Nabzını tutmak
* Nabzını saymak için bileğini tutmak.
* Bir kişinin ya da olayın o anki durumunu tespit etmek. Düşüncesini, niyetini, eğilimini anlamaya çalışmak.
* Bir hadisenin gelişimi hakkında doğru, birinci elden bilgi sahibi olmak.
Örnek: İlkin yayımcılara uğruyor, onların nabzını tutuyorlar.

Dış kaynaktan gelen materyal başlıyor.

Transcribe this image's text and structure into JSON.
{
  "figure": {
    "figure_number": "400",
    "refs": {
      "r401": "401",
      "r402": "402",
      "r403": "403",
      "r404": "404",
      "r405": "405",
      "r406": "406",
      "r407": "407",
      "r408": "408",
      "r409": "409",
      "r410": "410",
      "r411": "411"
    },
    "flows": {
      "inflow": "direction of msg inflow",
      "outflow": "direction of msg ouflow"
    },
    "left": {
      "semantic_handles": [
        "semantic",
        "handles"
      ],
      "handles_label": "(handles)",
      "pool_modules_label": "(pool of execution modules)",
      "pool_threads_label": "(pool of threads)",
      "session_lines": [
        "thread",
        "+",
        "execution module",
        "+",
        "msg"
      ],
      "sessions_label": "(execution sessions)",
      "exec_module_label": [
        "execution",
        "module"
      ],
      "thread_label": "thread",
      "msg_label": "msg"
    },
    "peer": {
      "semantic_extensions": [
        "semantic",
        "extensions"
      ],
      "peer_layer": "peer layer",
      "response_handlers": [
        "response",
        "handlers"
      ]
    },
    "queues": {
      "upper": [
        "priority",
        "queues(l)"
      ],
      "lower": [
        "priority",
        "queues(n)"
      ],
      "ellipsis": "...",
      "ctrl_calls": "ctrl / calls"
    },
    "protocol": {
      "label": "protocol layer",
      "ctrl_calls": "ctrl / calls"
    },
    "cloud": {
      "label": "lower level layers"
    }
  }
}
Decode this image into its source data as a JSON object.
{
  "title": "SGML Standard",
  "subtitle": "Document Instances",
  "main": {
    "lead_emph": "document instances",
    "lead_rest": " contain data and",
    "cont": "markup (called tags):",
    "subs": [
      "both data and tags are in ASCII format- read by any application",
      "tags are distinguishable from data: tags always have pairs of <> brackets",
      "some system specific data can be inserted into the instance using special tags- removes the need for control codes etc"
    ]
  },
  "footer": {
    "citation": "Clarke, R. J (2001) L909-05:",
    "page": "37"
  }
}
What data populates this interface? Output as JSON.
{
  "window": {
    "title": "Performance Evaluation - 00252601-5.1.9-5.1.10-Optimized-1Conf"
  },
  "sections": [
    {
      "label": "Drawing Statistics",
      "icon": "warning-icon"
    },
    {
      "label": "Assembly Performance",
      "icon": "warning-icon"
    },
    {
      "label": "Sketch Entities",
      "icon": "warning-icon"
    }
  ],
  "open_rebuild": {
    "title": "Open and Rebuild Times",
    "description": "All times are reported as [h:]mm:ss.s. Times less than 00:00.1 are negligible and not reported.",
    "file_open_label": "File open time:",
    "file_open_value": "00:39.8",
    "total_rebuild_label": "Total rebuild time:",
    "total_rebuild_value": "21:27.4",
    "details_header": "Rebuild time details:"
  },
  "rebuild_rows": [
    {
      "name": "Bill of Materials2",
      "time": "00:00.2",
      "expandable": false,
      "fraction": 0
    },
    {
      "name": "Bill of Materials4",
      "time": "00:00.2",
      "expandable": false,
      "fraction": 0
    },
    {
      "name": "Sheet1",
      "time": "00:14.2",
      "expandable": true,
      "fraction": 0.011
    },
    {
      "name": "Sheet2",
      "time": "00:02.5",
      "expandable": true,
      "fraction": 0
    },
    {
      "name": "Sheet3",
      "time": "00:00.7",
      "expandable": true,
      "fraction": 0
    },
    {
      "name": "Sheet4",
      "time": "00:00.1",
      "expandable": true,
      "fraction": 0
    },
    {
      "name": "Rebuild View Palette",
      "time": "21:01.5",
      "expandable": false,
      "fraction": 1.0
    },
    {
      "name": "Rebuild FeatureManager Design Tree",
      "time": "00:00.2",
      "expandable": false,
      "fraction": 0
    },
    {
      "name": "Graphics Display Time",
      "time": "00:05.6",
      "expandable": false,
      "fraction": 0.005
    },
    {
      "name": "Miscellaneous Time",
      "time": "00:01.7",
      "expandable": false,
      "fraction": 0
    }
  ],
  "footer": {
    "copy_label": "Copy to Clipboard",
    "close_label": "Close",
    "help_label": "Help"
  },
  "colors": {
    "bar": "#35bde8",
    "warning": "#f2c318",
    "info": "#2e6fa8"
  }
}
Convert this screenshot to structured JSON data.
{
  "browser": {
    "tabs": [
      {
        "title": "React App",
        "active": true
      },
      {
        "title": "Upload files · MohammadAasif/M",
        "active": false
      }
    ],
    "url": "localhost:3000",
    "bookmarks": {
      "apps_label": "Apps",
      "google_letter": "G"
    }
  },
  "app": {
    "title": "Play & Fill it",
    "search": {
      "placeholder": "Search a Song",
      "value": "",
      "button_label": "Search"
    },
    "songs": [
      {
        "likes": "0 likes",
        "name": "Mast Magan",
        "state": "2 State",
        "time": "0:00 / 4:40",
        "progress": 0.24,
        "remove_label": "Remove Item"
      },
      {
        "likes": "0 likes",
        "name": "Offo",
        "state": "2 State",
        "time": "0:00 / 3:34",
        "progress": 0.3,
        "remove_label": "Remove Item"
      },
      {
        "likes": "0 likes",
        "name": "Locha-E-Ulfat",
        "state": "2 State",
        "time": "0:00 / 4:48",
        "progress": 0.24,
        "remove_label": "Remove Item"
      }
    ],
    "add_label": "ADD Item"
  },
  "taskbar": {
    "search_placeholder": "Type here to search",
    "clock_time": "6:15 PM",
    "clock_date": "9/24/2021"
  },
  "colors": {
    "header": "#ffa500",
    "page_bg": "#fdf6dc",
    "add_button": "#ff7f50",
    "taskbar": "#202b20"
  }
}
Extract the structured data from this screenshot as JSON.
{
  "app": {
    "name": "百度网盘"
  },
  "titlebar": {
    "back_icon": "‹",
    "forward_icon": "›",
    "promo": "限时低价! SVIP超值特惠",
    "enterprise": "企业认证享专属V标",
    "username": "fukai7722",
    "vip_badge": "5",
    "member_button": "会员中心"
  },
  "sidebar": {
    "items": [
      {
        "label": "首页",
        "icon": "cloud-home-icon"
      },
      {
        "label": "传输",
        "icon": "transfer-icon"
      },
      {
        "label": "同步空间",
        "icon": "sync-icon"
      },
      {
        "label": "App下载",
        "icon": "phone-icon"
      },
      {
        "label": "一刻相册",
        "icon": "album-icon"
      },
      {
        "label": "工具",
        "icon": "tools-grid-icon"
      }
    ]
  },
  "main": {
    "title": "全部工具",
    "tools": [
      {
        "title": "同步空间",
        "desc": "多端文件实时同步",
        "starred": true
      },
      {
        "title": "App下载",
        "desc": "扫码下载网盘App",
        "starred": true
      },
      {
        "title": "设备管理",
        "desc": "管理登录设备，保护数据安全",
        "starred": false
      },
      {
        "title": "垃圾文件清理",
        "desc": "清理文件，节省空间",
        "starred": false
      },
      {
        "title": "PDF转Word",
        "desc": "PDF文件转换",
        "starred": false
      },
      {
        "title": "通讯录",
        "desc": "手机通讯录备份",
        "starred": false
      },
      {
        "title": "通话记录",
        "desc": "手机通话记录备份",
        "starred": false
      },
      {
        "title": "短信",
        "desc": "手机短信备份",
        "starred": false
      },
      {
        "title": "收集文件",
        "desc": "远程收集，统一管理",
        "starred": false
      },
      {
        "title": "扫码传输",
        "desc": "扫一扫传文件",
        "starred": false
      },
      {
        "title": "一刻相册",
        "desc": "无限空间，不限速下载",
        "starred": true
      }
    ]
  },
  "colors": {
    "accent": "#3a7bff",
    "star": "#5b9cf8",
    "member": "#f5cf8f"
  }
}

Örnek 2: Doktor, hallacın yanına vardı. Nabzını tuttu. (S. F. Abasıyanık)
DEYİM NEDİR?
Deyim, dil biliminde, kavramları, durumları hoşa giden bir anlatımla ya da özel bir yapı ya da söz dizimi içinde belirten ve çoğunlukla gerçek anlamlarından ayrı anlamlara gelen sözcüklerden oluşan kalıplaşmış sözcük topluluğu ya da cümledir. İki veya daha çok sözcükten kurulu bir çeşit dil ifadesi olan deyimler, duygu ve düşünceleri dikkati çekecek biçimde anlatan ad, önad, belirteç, yalın ve birleşik eylem görünüşlü dilsel yapılardır. Ya tam bir tümcedirler ya da bir söz öbeğidirler.
Diğer bir deyişle Deyim; Genellikle gerçek anlamından uzaklaşmış birden çok sözcükten oluşan, bir kavramı ya da durumu karşılayan kalıplaşmış sözcük gruplarına “deyim” denir.